Update 2014-08-23: I have decided to switch from a single RAIDZ3 to a large and small RAIDZ2 and use 4K aligned VDEV sizes.
This is my new 71 TiB DIY NAS. This server is the successor to my six year old, twenty drive 18 TB NAS (17 TiB). With a storage capacity four times higher than the original and an incredible read (2.5 GB/s)/write (1.9 GB/s) performance, it's a worthy successor.
Purpose
The purpose of this machine is to store backups and media, primarily video.
The specs
Part | Description |
---|---|
Case | Ri-vier RV-4324-01A |
Processor | Intel(R) Xeon(R) CPU E3-1230 V2 @ 3.30GHz |
RAM | 16 GB |
Motherboard | Supermicro X9SCM-F |
LAN | Intel Gigabit (Quad-port) (Bonding) |
PSU | Seasonic Platinum 860 |
Controller | 3 x IBM M1015 |
Disk | 24 x HGST HDS724040ALE640 4 TB (7200RPM) |
SSD | 2 x Crucial M500 120GB |
Arrays | Boot: 2 x 60 GB RAID 1 and storage: 18 disk RAIDZ2+ 6 disk RAIDZ2 |
Brutto storage | 86 TiB (96 TB) |
Netto storage | 71 TiB (78 TB) |
OS | Linux Debian Wheezy |
Filesystem | ZFS |
Rebuild time | Depends on used space |
UPS | Back-UPS RS 1200 LCD using Apcupsd |
Power usage | about 200 Watt idle |
CPU
The Intel Xeon E3-1230 V2 is not the latest generation but one of the cheapest Xeons you can buy and it supports ECC memory. It's a quad-core processor with hyper-threading.
Here you can see how it performs compared to other processors.
Memory
The system has sixteen GB ECC RAM. Memory is relatively cheap these days but I don't have any reason to upgrade to thirty-two GB. I think that eight GB would have been fine with this system.
Motherboard
The server is build around the SuperMicro X95SCM-F motherboard.
This is a server grade motherboard and comes with typical features you might expect from such a board, like ECC memory support and out-of-band management (IPMI).
This motherboard has four PCIe slots (2 x 8x and 2 x 4x) in an 8x physical slot. My build requires four PCIe 4x+ slots and there aren't (m)any other server boards at this price point that support four PCIe slots in a 8x sized slot.
The chassis
The chassis has six rows of four drive bays that are kept cool by three 120mm fans in a fan wall behind the drive bays. At the rear of the case, there are two 'powerful' 80mm fans that remove the heat from the case, together with the PSU.

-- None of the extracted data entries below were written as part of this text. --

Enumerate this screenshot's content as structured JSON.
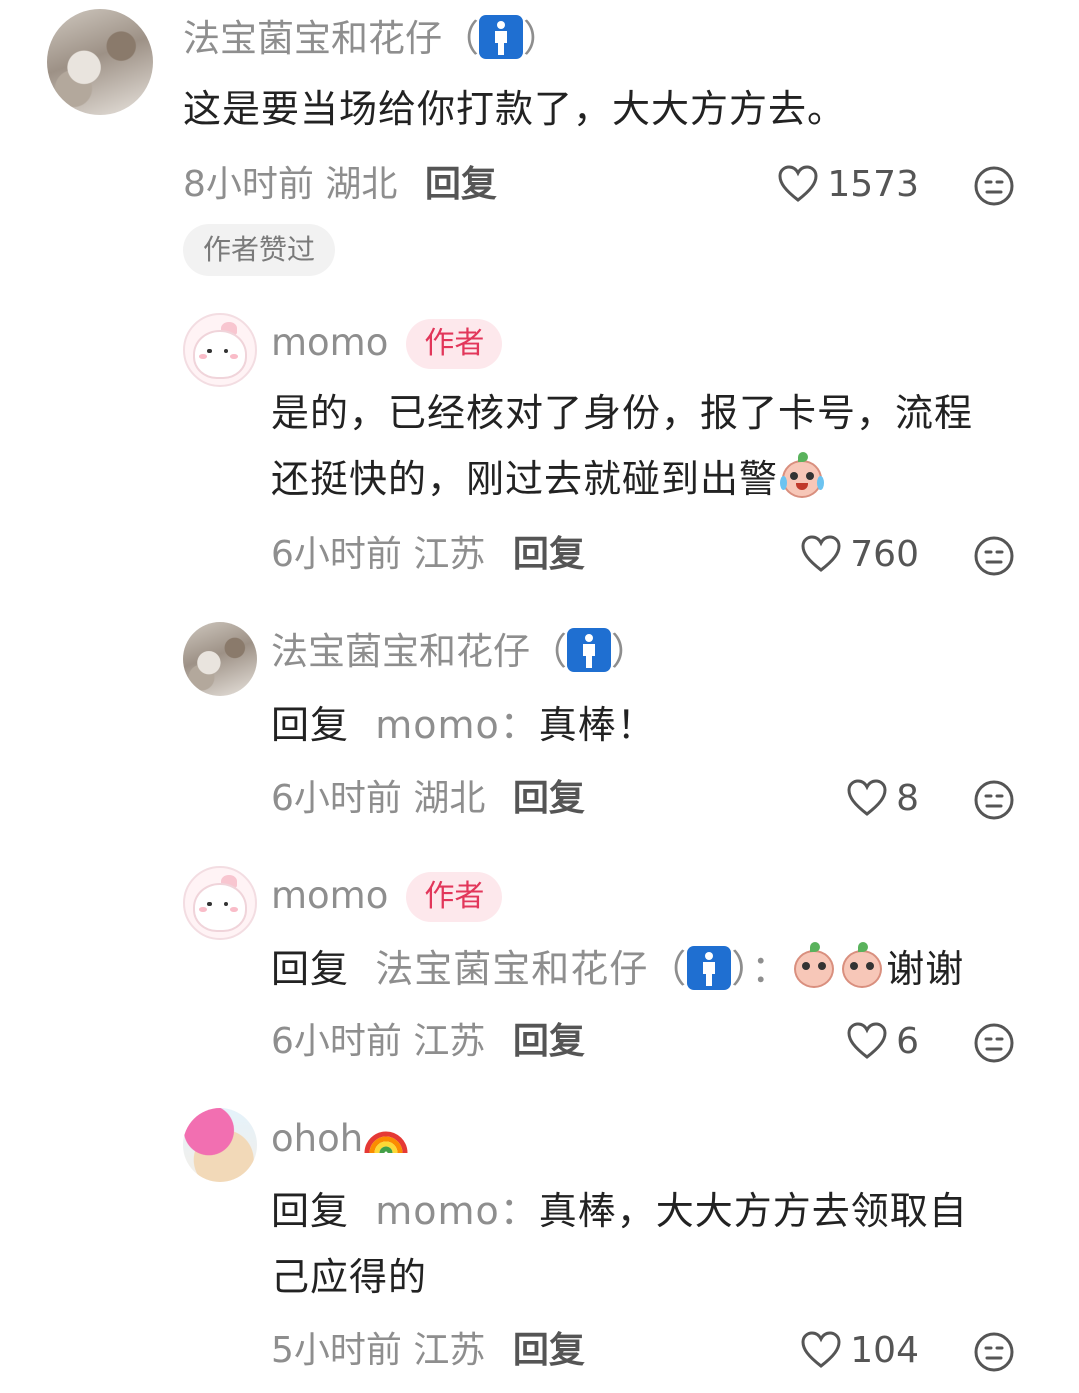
{
  "comments": [
    {
      "name": "法宝菌宝和花仔（",
      "name_suffix": "）",
      "text": "这是要当场给你打款了，大大方方去。",
      "time": "8小时前",
      "location": "湖北",
      "reply_label": "回复",
      "likes": "1573",
      "liked_chip": "作者赞过"
    },
    {
      "name": "momo",
      "author_tag": "作者",
      "text_line1": "是的，已经核对了身份，报了卡号，流程",
      "text_line2": "还挺快的，刚过去就碰到出警",
      "time": "6小时前",
      "location": "江苏",
      "reply_label": "回复",
      "likes": "760"
    },
    {
      "name": "法宝菌宝和花仔（",
      "name_suffix": "）",
      "reply_prefix": "回复",
      "reply_to": "momo：",
      "text": "真棒！",
      "time": "6小时前",
      "location": "湖北",
      "reply_label": "回复",
      "likes": "8"
    },
    {
      "name": "momo",
      "author_tag": "作者",
      "reply_prefix": "回复",
      "reply_to": "法宝菌宝和花仔（",
      "reply_to_suffix": "）：",
      "text": "谢谢",
      "time": "6小时前",
      "location": "江苏",
      "reply_label": "回复",
      "likes": "6"
    },
    {
      "name": "ohoh",
      "reply_prefix": "回复",
      "reply_to": "momo：",
      "text_line1": "真棒，大大方方去领取自",
      "text_line2": "己应得的",
      "time": "5小时前",
      "location": "江苏",
      "reply_label": "回复",
      "likes": "104"
    }
  ],
  "icons": {
    "like": "heart-outline-icon",
    "dislike": "neutral-face-icon",
    "badge": "mens-room-icon",
    "rainbow": "rainbow-icon"
  },
  "colors": {
    "author_tag_bg": "#fde8ec",
    "author_tag_text": "#e2365a",
    "badge_blue": "#1f6fd1"
  }
}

The chassis has six SAS backplanes that connect four drives each. The backplanes have dual molex power connectors, so you can put redundant power supplies into the chassis. Redundant power supplies are more expensive and due to their size, often have smaller, thus noisier fans. As this is a home build, I opted for just a single regular PSU.
When facing the front, there is a place at the left side of the chassis to mount a single 3.5 inch or two 2.5 inch drives next to each other as boot drives. I've mounted two SSDs (RAID1).

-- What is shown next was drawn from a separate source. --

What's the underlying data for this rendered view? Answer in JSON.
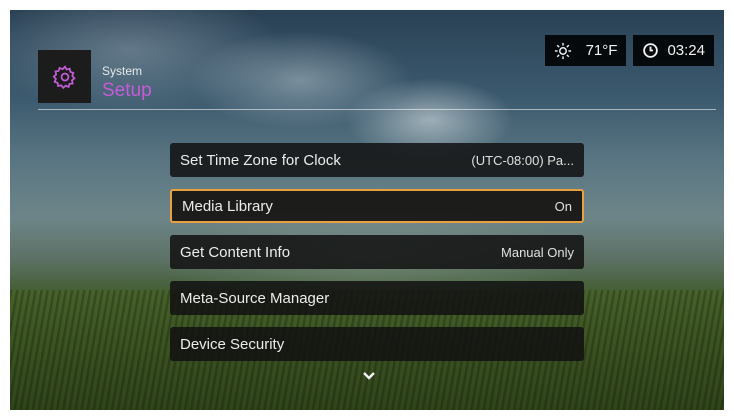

This particular chassis version has support for SPGIO, which should help identifying which drive has failed. The IBM 1015 cards I use do support SGPIO. Through the LSI megaraid CLI I have verified that SGPIO works, as you can use this tool as a drive locator. I'm not entirely sure how well SGPIO works with ZFS.
Power supply
I was using a Corsair 860i before, but it was unstable and died on me.
The Seasonic Platinum 860 may seem like overkill for this system. However, I'm not using staggered spinup for the twenty-four drives. So the drives all spinup at once and this results in a peak power usage of 600+ watts.
The PSU has a silent mode that causes the fan only to spin if the load reaches a certain threshold. Since the PSU fan also helps removing warm air from the chassis, I've disabled this feature, so the fan is spinning at all times.
Drive management
I've written a tool called lsidrivemap that displays each drive in an ASCII table that reflects the physical layout of the chassis.
The data is based on the output of the LSI 'megacli' tool for my IBM 1015 controllers.
root@nano:~# lsidrivemap disk
| sdr | sds | sdt | sdq |
| sdu | sdv | sdx | sdw |
| sdi | sdl | sdp | sdm |
| sdj | sdk | sdn | sdo |
| sdb | sdc | sde | sdf |
| sda | sdd | sdh | sdg |
This layout is 'hardcoded' for my chassis but the Python script can be easily tailored for your own server, if you're interested.
It can also show the temperature of the disk drives in the same table:
root@nano:~# lsidrivemap temp
| 36 | 39 | 40 | 38 |
| 36 | 36 | 37 | 36 |
| 35 | 38 | 36 | 36 |
| 35 | 37 | 36 | 35 |
| 35 | 36 | 36 | 35 |
| 34 | 35 | 36 | 35 |
These temperatures show that the top drives run a bit hotter than the other drives. An unverified explanation could be that the three 120mm fans are not in the center of the fan wall. They are skewed to the bottom of the wall, so they may favor the lower drive bays.
Filesystem (ZFS)
I'm using ZFS as the file system for the storage array. At this moment, there is no other file system that has the same features and stability as ZFS. BTRFS is not even finished.
The number one design goal of ZFS was assuring data integrity. ZFS checksums all data and if you use RAIDZ or a mirror, it can even repair data. Even if it can't repair a file, it can at least tell you which files are corrupt.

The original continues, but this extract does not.